Big Magic – Elizabeth Gilbert

big-magic-coverI’ve been reading a book, shocking really. For some reason I really do not read that often, well these days, anyway. I’d rather be creative with my own imagination rather than someone else’s, it seems. Also, I usually only read Fiction, mostly magic, fantasy or sci-fi, this for want of a better word is a self help book.

I am not going to insult you by saying this is the greatest book ever written (although I thought it was quite well written), I also won’t insult you by saying it changed my life…….but it did transform some of my thinking – to a degree.It most definitely made me smile, laugh and feel good.

So how is it I ended up reading it? Well I have had a few crappy weeks lately, things not going my way artistically. No one particularly to blame, it was just my shit sandwich (seriously read the book) for the month. Karma crossed my path with some videos from Elizabeth Gilbert (Eat, Pray, Love fame), you know when you are watching something on YouTube and it links to something else, so you watch that and then it takes you somewhere else again? I ended up watching a reading by Ms Gilbert for Big Magic. Sure I have heard of her before, heard some quotes thrown around before before Kim Klassen, Sebastian Michaels and other wondrous teachers, but had never read her books. (I saw the movie Eat, Pray, Love many years ago, and I honestly can’t remember much apart from Julia Roberts was in it). Elizabeth is brutal in her honesty, slap you across the face and accept that to live a truly artistic and creative life……..you have to put up with a lot of crap, mostly from yourself!

In saying that, you do not need to spend your life beating yourself up, turning in a coke snorting, alcoholic, manic depressive who thinks the world owes him/her a better deal. In short, to lead a creative and artistic life, you need to love what you do and enjoy it. Do it because you WANT and NEED to; not because it might make you rich and famous.

I knew all that…honestly I did, but sometimes you push it down thinking that a few small victories here and there should have you rich and famous by now. I didn’t start photography to become a famous photographer, I didn’t become a graphic artist to sell thousands of paintings, and I didn’t start this blog to have millions of followers. I started all of it, because I wanted to; it caught my soul on fire.

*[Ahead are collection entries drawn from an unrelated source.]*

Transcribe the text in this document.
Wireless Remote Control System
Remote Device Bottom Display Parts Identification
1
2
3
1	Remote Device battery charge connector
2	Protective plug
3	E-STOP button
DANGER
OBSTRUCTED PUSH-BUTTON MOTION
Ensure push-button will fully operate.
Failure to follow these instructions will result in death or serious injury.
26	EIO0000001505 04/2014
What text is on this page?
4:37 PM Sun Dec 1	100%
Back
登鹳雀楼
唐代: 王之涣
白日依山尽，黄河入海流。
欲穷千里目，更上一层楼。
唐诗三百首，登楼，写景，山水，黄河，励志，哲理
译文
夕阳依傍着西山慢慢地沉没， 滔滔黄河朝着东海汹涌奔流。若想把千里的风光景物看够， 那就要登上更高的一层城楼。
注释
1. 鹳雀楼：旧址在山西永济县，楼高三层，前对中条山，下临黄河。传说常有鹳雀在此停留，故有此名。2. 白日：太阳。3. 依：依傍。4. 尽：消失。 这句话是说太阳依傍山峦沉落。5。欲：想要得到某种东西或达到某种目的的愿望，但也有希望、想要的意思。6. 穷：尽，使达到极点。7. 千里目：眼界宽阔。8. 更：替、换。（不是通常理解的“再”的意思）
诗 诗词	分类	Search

I have a passion for photography, I enjoy portraits and newborns, I enjoy landscapes and the travel, I really enjoy the zen like meditation from my Still Life and I adore my conceptual portraits……..do I care if no-one understands them? Not really, hey don’t get me wrong it’s great when other people enjoy them; but the earth does not fall off it’s axis, babies don’t die and I am still breathing if someone doesn’t ‘get it’. In the end I created it for me and my Muse. My digital art, I throw myself on the mercy of my Muse and let her take me wherever she wishes to go, sometimes I have to work without her, but that is OK too. But if I keep working, a little bit every day; my Muse will show up……..it’s when I ignore her she goes off to sulk.

My passion and dedication doesn’t mean my art is the worlds greatest, but I should not live in fear of showing my art (I was at the start, but not now), I learned these lessons all by myself, and if I could pass this onto someone else, then I have done a good, no…..a great deed. Don’t hide yourself and your art away, if you are passionate and work at it, with persistence,  it will show. It may not make you rich and famous, but be honest; that’s not why we do it…is it? It does not matter whether you are a painter, a sculpture, a writer, a poet, photographer, a gardener, a whittler, a potter, a silver or blacksmith……….we do it because we love it….and THAT my friend is what is important.Besides no one really cares what you do (harsh but true) they are too busy with their own lives, occasionally someone will sit up, take notice and say hey that’s great, or hey that’s complete crap and then guess what? They go back to their own life.

Reading this book made me feel good about myself and my art, I can be happy in knowing that I enjoy doing it. I may never be rich or famous, I have my day job, so it doesn’t really matter. My passion costs little (well apart from the travel, but that’s my call, not my passion), I have friends and models who are happy to work with me for free (that still blows my mind, when people ask to model for me and not charge me!).If I am a good person, and my art hurts no-one then what does it matter? Maybe I am the only one who likes it? That is OK, it doesn’t matter if no-one else likes it, so it doesn’t matter if I put it out there and nothing happens; I won’t drop dead. No-one gets out of this life alive……so enjoy your time here, for however long or short it is; life is ultimately too short to be boring and unhappy. Being miserable and suffering for your ‘art’ won’t necessarily make you a better artist, but being happy and content in your work may – think about that.

Seriously if you do anything creative, or have ever wanted to, but were too scared, self conscious, too – whatever; pick up a copy of this book and read it, it will make your heart lighter and put a smile on your face, of that I am sure.